Sur les conclusions en annulation

35.
    A l'appui de ses conclusions en annulation, le requérant invoque deux moyens. Le premier est tiré d'un défaut de motivation constitutif d'une violation de l'article 25 du statut, et le second d'une violation de l'article 24 du statut. Il convient d'examiner d'abord le second moyen.

Sur la violation de l'article 24 du statut

- Arguments des parties

36.
    Le requérant soutient que la Commission a violé le devoir d'aide et d'assistance résultant de l'article 24 du statut.

37.
    Il ressortirait de la note du 27 février 1995 du directeur général de la DG IX que la Commission n'a jamais douté que le requérant était personnellement visé par les accusations de M. d'Aubert. De même, la gravité de ces accusations n'aurait jamais été contestée.

38.
    Toutefois, dans un premier temps, la Commission n'aurait pas effectivement mené l'enquête visée par cette note. Par la suite, elle se serait abstenue de communiquer au requérant, en temps utile, les résultats de l'enquête finalement diligentée.

39.
    Il en résulterait que, au moment de l'introduction du recours, le 7 décembre 1995, elle n'avait pris aucune mesure pour défendre publiquement et nommément le requérant ou pour le rétablir dans son honorabilité. Elle aurait ainsi violé l'article 24 du statut (arrêt du Tribunal du 26 octobre 1993, Caronna/Commission, T-59/92, Rec. p. II-1129, points 92 à 99).

40.
    En outre, elle n'aurait pas accordé en temps utile l'aide financière et technique demandée par le requérant pour entamer, dans un délai fixé à peine de forclusion, une action en réparation contre M. d'Aubert. Au contraire, elle lui aurait formellement refusé cette aide plus d'un an après l'introduction de la demande, alors que le délai pour agir applicable selon le droit français est de trois mois.

41.
    De même, le rejet de sa demande visant à être autorisé à utiliser toute information de nature à démontrer l'inexactitude des accusations portées contre lui l'aurait empêché d'entamer une quelconque action sans violer l'article 17 du statut.
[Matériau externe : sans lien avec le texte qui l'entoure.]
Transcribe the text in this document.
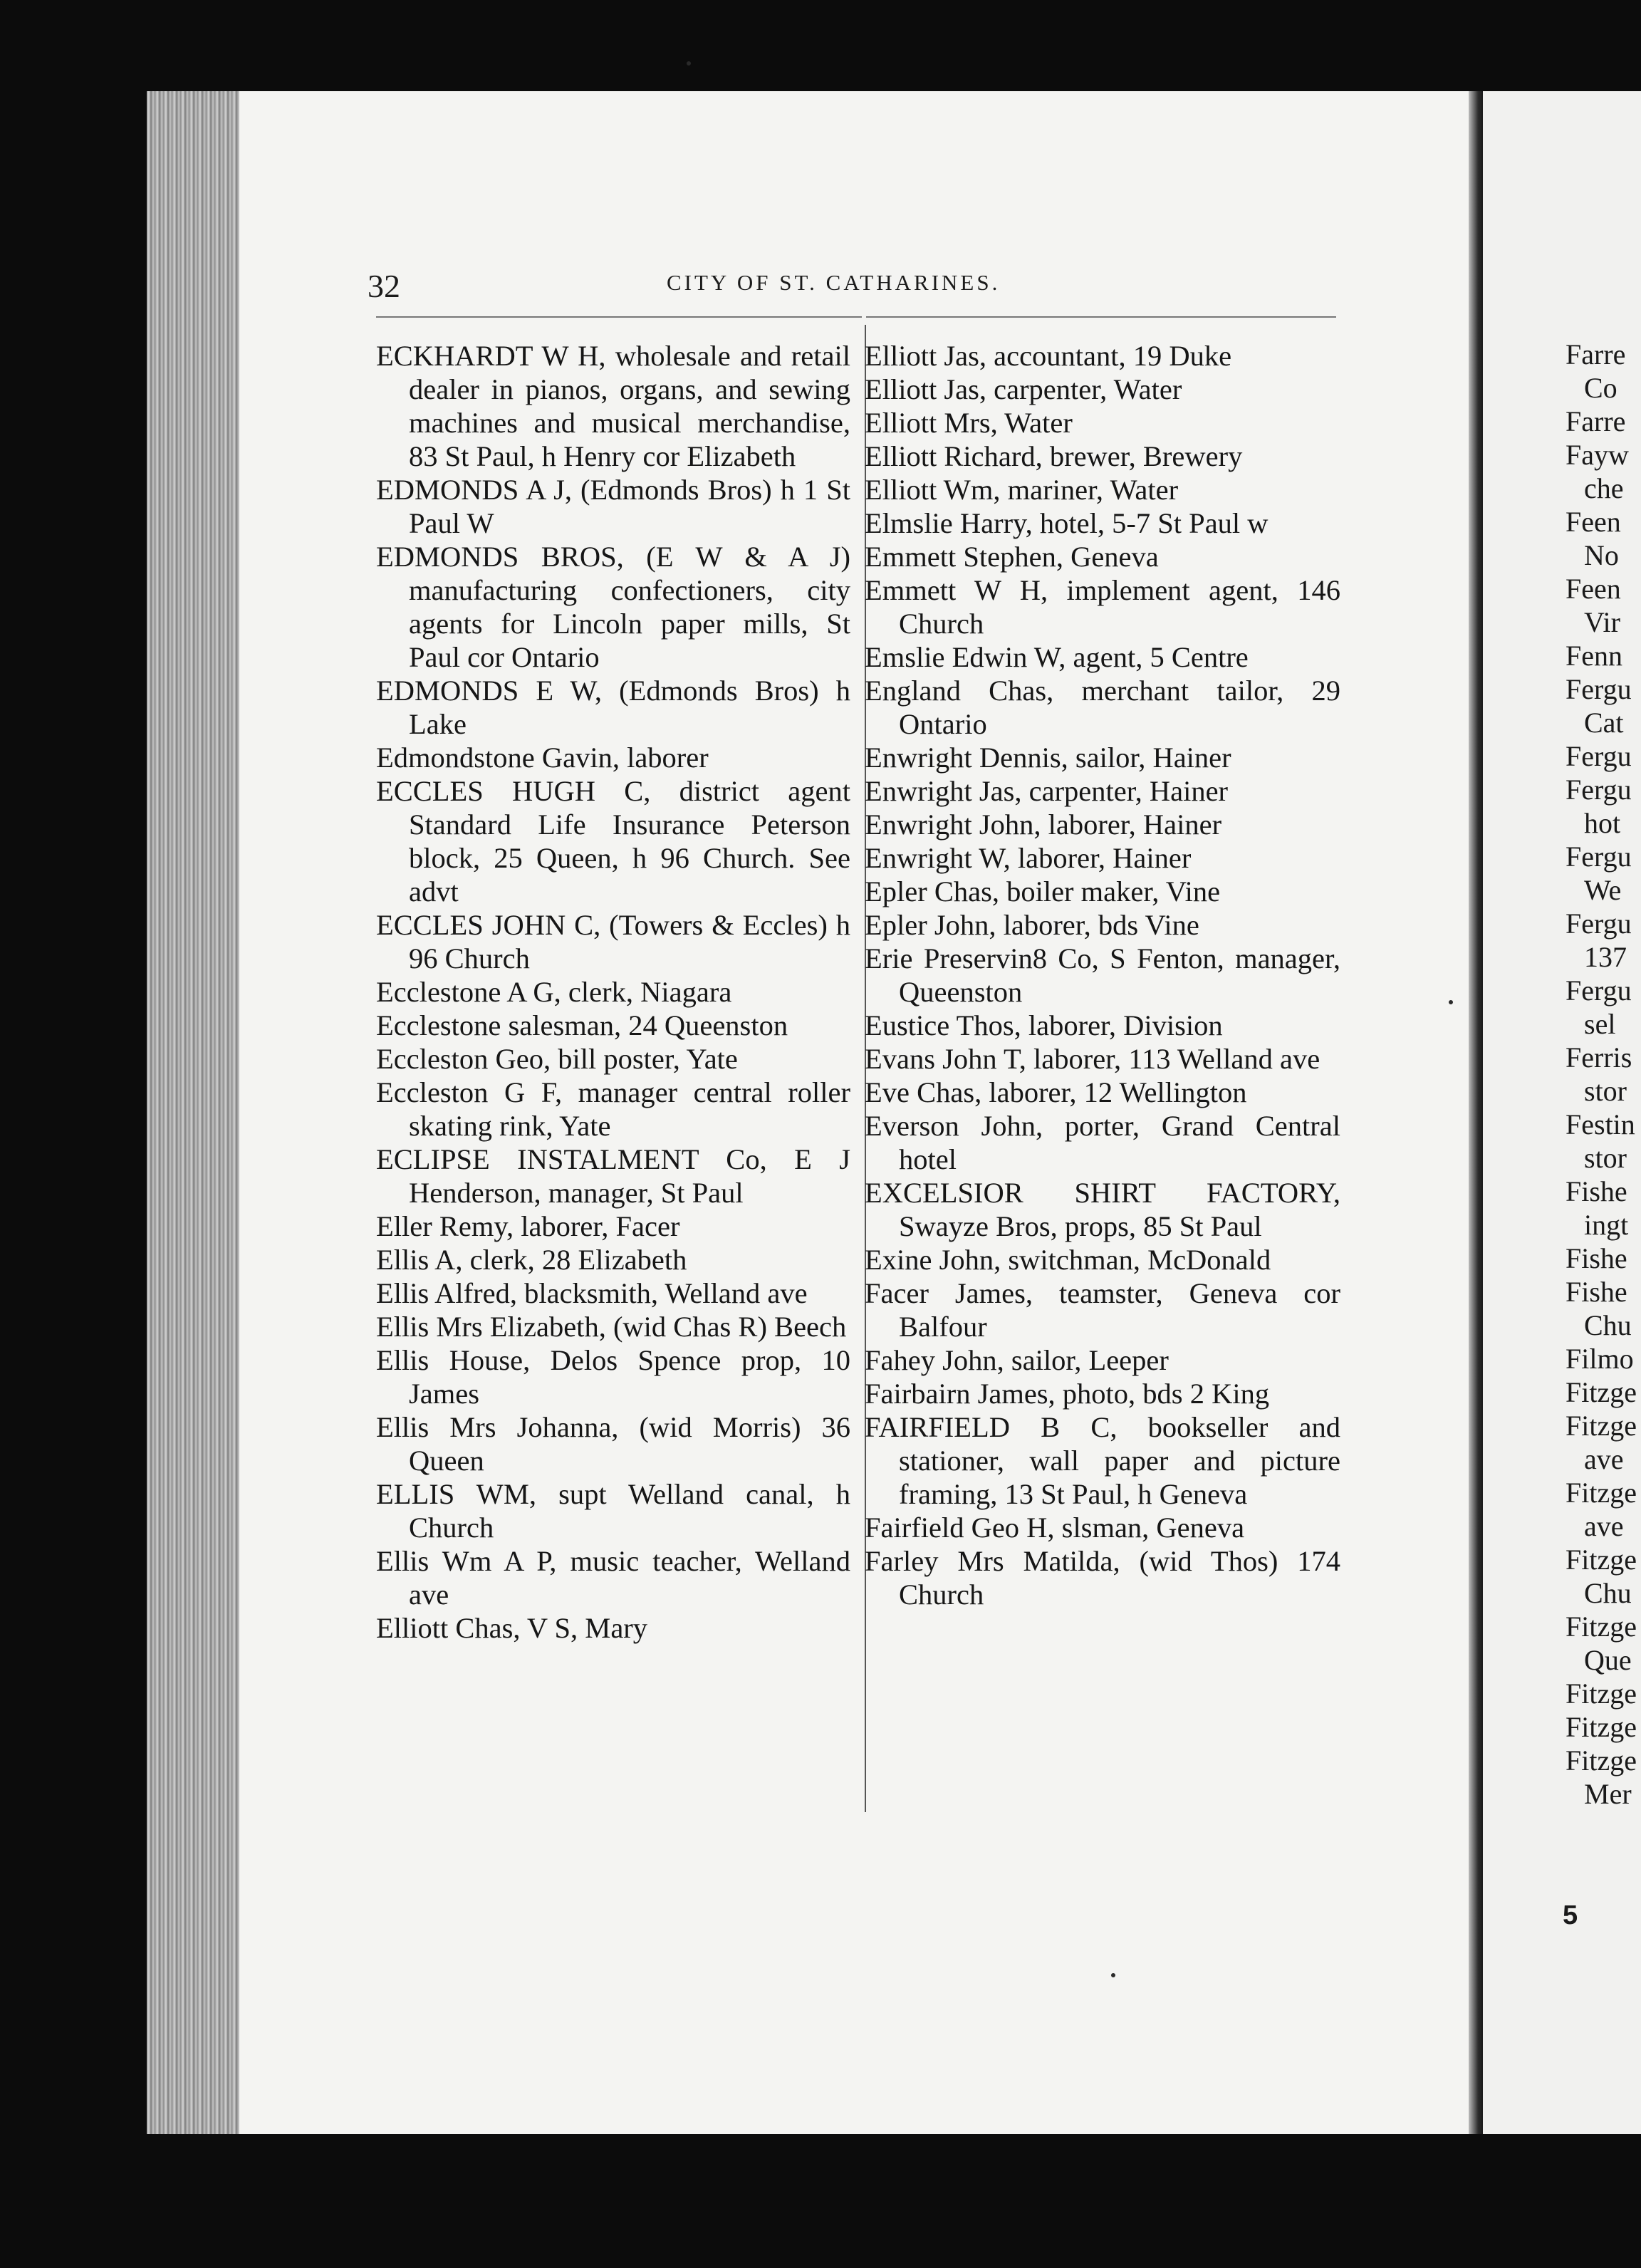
Farre
Co
Farre
Fayw
che
Feen
No
Feen
Vir
Fenn
Fergu
Cat
Fergu
Fergu
hot
Fergu
We
Fergu
137
Fergu
sel
Ferris
stor
Festin
stor
Fishe
ingt
Fishe
Fishe
Chu
Filmo
Fitzge
Fitzge
ave
Fitzge
ave
Fitzge
Chu
Fitzge
Que
Fitzge
Fitzge
Fitzge
Mer
5
32	CITY OF ST. CATHARINES.
ECKHARDT W H, wholesale and retail dealer in pianos, organs, and sewing machines and musical merchandise, 83 St Paul, h Henry cor Elizabeth
EDMONDS A J, (Edmonds Bros) h 1 St Paul W
EDMONDS BROS, (E W & A J) manufacturing confectioners, city agents for Lincoln paper mills, St Paul cor Ontario
EDMONDS E W, (Edmonds Bros) h Lake
Edmondstone Gavin, laborer
ECCLES HUGH C, district agent Standard Life Insurance Peterson block, 25 Queen, h 96 Church. See advt
ECCLES JOHN C, (Towers & Eccles) h 96 Church
Ecclestone A G, clerk, Niagara
Ecclestone salesman, 24 Queenston
Eccleston Geo, bill poster, Yate
Eccleston G F, manager central roller skating rink, Yate
ECLIPSE INSTALMENT Co, E J Henderson, manager, St Paul
Eller Remy, laborer, Facer
Ellis A, clerk, 28 Elizabeth
Ellis Alfred, blacksmith, Welland ave
Ellis Mrs Elizabeth, (wid Chas R) Beech
Ellis House, Delos Spence prop, 10 James
Ellis Mrs Johanna, (wid Morris) 36 Queen
ELLIS WM, supt Welland canal, h Church
Ellis Wm A P, music teacher, Welland ave
Elliott Chas, V S, Mary
Elliott Jas, accountant, 19 Duke
Elliott Jas, carpenter, Water
Elliott Mrs, Water
Elliott Richard, brewer, Brewery
Elliott Wm, mariner, Water
Elmslie Harry, hotel, 5-7 St Paul w
Emmett Stephen, Geneva
Emmett W H, implement agent, 146 Church
Emslie Edwin W, agent, 5 Centre
England Chas, merchant tailor, 29 Ontario
Enwright Dennis, sailor, Hainer
Enwright Jas, carpenter, Hainer
Enwright John, laborer, Hainer
Enwright W, laborer, Hainer
Epler Chas, boiler maker, Vine
Epler John, laborer, bds Vine
Erie Preservin8 Co, S Fenton, manager, Queenston
Eustice Thos, laborer, Division
Evans John T, laborer, 113 Welland ave
Eve Chas, laborer, 12 Wellington
Everson John, porter, Grand Central hotel
EXCELSIOR SHIRT FACTORY, Swayze Bros, props, 85 St Paul
Exine John, switchman, McDonald
Facer James, teamster, Geneva cor Balfour
Fahey John, sailor, Leeper
Fairbairn James, photo, bds 2 King
FAIRFIELD B C, bookseller and stationer, wall paper and picture framing, 13 St Paul, h Geneva
Fairfield Geo H, slsman, Geneva
Farley Mrs Matilda, (wid Thos) 174 Church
En effet, seule la Commission aurait été en droit de produire les documents qu'elle détenait et qui établissaient que les propos de M. d'Aubert étaient calomnieux.

42.
    Quant au rapport d'enquête fourni au requérant après l'introduction du recours, il ne comporterait aucune trace des diligences accomplies par le directeur de la direction B qui, d'après la note du 27 février 1995, avait été chargé de l'enquête. Ce ne serait que le 11 septembre 1995 que le chef de l'unité «personnel Luxembourg» aurait été chargé de mener l'enquête.

43.
    La Commission n'aurait reconnu que dans sa note du 6 février 1996, c'est-à-dire dans un document confidentiel, qu'aucun reproche ne pouvait être fait au requérant dans sa vie professionnelle. Par ailleurs, la nomination de celui-ci en tant que directeur honoraire confirmerait l'appréciation portée sur ses prestations pendant l'ensemble de sa carrière, mais ne serait pas de nature à le rétablir publiquement dans son honneur et sa dignité.

44.
    La défenderesse fait valoir qu'elle ne pouvait pas communiquer au requérant les résultats d'une enquête alors qu'ils n'étaient pas disponibles.

45.
    Il aurait toujours été loisible au requérant d'entamer une action devant les tribunaux nationaux contre l'auteur de la diffamation, sans qu'il doive pour cela attendre la réponse définitive de la Commission à sa demande d'assistance. La Commission aurait pris soin d'attirer son attention sur ce fait dans sa note du 3 mai 1995 et n'aurait aucunement empêché ou entravé ses possibilités d'action personnelle. Elle n'aurait pas pu décider d'octroyer sur-le-champ une assistance financière aux fins d'une action devant les tribunaux nationaux, dans la mesure où elle devait attendre les résultats de l'enquête ordonnée.

46.
    Elle soutient que sa note du 27 février 1995 a rappelé au requérant l'obligation d'obtenir une autorisation avant de produire des pièces déterminées, mais n'a manifesté aucune opposition à ce qu'il prenne lui-même des initiatives en la matière. Selon elle, il appartenait au requérant d'identifier les pièces qu'il souhaitait produire devant les tribunaux nationaux, au lieu d'attendre que l'AIPN l'autorise a priori à produire n'importe quelle pièce.

47.
    Enfin, en indiquant au requérant, dans la note du 6 février 1996, qu'il pouvait exploiter comme il l'entendait les résultats de l'enquête, la Commission aurait fait un pas essentiel pour le rétablissement de l'honneur du requérant. En le nommant peu après directeur honoraire, distinction réservée aux anciens fonctionnaires considérés comme méritant des égards particuliers, la Commission aurait confirmé les résultats de l'enquête et la pleine confiance qu'elle fondait en lui.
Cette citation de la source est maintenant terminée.